Nick Alcock April 19, 2024, 3:51 p.m. UTC | #1
On 17 Apr 2024, Nick Alcock stated:

> I'll apply it in a couple of days if nobody says otherwise.
>
> Cc: Nicholas Vinson <nvinson234@gmail.com>
>
> Nicholas Vinson (1):
>   libctf: Remove undefined functions from ver. map
>
> Nick Alcock (21):
>   binutils, objdump: Add --ctf-parent-section
>   libctf: don't leak the symbol name in the name->type cache
>   libctf: remove static/dynamic name lookup distinction
>   libctf: fix name lookup in dicts containing base-type bitfields
>   libctf: support addition of types to dicts read via ctf_open()
>   libctf: fix a comment
>   libctf: delete LCTF_DIRTY
>   libctf: fix a comment typo
>   libctf: rename ctf_dict.ctf_{symtab,strtab}
>   Revert "libctf: do not corrupt strings across ctf_serialize"

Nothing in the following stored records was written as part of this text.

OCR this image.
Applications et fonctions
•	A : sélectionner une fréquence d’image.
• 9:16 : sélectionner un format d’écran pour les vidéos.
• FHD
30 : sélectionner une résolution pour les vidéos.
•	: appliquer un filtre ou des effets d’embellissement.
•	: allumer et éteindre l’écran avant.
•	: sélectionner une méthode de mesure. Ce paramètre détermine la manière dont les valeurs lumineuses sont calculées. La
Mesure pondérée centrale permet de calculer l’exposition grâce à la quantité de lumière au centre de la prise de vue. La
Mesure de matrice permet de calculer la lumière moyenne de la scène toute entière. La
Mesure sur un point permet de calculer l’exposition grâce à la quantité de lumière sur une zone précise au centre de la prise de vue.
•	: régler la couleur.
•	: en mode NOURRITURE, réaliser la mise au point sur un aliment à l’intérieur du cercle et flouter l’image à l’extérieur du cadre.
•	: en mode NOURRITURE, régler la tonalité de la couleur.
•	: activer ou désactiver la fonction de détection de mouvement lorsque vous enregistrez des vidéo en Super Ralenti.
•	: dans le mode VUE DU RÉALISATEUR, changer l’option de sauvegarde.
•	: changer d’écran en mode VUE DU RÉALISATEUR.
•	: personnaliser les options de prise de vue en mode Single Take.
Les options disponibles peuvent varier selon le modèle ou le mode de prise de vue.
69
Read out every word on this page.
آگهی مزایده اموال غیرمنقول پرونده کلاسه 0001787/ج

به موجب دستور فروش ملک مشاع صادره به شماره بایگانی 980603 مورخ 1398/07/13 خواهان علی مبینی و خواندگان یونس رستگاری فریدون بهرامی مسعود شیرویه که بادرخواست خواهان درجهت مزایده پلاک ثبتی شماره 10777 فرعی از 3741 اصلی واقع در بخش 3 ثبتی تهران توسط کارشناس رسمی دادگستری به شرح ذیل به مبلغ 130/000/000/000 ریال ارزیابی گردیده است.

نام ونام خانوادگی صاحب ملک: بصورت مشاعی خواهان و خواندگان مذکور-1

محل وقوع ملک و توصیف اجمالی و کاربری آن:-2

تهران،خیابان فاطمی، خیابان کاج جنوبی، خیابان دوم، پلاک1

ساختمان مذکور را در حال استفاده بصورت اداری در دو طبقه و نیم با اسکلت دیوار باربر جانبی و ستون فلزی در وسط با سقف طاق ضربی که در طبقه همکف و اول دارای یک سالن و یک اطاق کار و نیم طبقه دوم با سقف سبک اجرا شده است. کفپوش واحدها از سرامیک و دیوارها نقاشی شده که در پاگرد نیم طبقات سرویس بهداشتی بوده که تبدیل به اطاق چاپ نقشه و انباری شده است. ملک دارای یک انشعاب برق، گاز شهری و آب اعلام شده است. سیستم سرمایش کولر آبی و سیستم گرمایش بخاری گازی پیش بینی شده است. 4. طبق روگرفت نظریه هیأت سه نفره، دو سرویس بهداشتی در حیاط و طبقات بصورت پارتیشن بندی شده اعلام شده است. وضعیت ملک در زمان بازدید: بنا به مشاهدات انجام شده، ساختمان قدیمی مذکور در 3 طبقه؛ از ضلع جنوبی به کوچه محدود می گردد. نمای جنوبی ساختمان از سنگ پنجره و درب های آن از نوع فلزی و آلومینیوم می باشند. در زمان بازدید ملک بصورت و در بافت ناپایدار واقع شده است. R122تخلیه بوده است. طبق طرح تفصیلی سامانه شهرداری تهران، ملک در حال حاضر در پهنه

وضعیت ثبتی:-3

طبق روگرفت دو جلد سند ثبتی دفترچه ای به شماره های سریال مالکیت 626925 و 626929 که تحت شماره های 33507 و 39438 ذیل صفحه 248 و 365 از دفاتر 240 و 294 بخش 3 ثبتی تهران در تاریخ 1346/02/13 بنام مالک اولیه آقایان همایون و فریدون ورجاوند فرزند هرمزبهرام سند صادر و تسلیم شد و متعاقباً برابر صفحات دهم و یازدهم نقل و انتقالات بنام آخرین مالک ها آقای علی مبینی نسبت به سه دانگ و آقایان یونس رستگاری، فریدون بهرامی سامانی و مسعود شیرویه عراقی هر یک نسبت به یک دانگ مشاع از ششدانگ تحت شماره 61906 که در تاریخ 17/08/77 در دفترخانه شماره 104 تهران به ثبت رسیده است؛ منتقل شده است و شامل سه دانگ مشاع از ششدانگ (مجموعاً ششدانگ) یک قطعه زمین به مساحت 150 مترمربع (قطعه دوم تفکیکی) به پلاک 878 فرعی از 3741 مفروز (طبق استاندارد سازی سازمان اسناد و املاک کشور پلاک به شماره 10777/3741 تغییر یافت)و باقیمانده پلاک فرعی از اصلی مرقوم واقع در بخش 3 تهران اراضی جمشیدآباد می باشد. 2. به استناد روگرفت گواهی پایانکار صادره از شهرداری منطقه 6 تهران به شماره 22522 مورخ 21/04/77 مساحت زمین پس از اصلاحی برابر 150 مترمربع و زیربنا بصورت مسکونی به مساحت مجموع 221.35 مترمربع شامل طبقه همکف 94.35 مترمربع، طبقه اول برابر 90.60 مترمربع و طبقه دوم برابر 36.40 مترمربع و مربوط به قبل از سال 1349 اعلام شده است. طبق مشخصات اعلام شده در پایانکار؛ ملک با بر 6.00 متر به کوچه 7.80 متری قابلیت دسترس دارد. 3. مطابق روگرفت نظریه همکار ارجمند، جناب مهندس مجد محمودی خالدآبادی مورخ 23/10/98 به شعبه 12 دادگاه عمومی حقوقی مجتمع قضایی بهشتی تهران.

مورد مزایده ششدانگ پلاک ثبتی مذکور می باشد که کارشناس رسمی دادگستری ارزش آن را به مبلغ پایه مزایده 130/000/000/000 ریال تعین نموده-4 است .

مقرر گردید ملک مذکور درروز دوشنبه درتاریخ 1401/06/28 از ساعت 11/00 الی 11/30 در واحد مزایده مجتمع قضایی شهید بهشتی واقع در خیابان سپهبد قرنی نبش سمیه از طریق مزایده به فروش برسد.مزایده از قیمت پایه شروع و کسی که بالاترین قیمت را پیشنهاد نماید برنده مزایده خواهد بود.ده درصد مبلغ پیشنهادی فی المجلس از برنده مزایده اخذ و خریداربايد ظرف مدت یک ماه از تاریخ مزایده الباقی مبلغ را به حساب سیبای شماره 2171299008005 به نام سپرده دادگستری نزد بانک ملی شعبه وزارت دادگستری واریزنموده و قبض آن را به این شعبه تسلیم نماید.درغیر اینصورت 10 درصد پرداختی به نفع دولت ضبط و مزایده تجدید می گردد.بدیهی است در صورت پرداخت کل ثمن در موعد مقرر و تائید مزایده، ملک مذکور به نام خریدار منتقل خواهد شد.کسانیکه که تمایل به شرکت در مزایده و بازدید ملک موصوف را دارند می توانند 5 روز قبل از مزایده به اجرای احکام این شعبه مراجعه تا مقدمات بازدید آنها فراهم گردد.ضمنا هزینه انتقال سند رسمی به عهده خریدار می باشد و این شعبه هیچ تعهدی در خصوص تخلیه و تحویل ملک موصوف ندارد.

>   libctf: replace 'pending refs' abstraction
>   libctf: rethink strtab writeout
>   libctf: make ctf_serialize() actually serialize
>   libctf: fix tiny dumping error
>   libctf: improve handling of type dumping errors
>   libctf: make ctf_lookup of symbols by name work in more cases
>   libctf: fix a debugging typo
>   libctf: add rewriting tests
>   libctf: fix leak in test
>   libctf: don't pass errno into ctf_err_warn so often
>   libctf: do not include undefined functions in libctf.ver

This is pushed now, exactly as here except for a couple of tiny GNU
style fixes (the one pointed out by Alan, and a few similar ones in a
couple of other commits).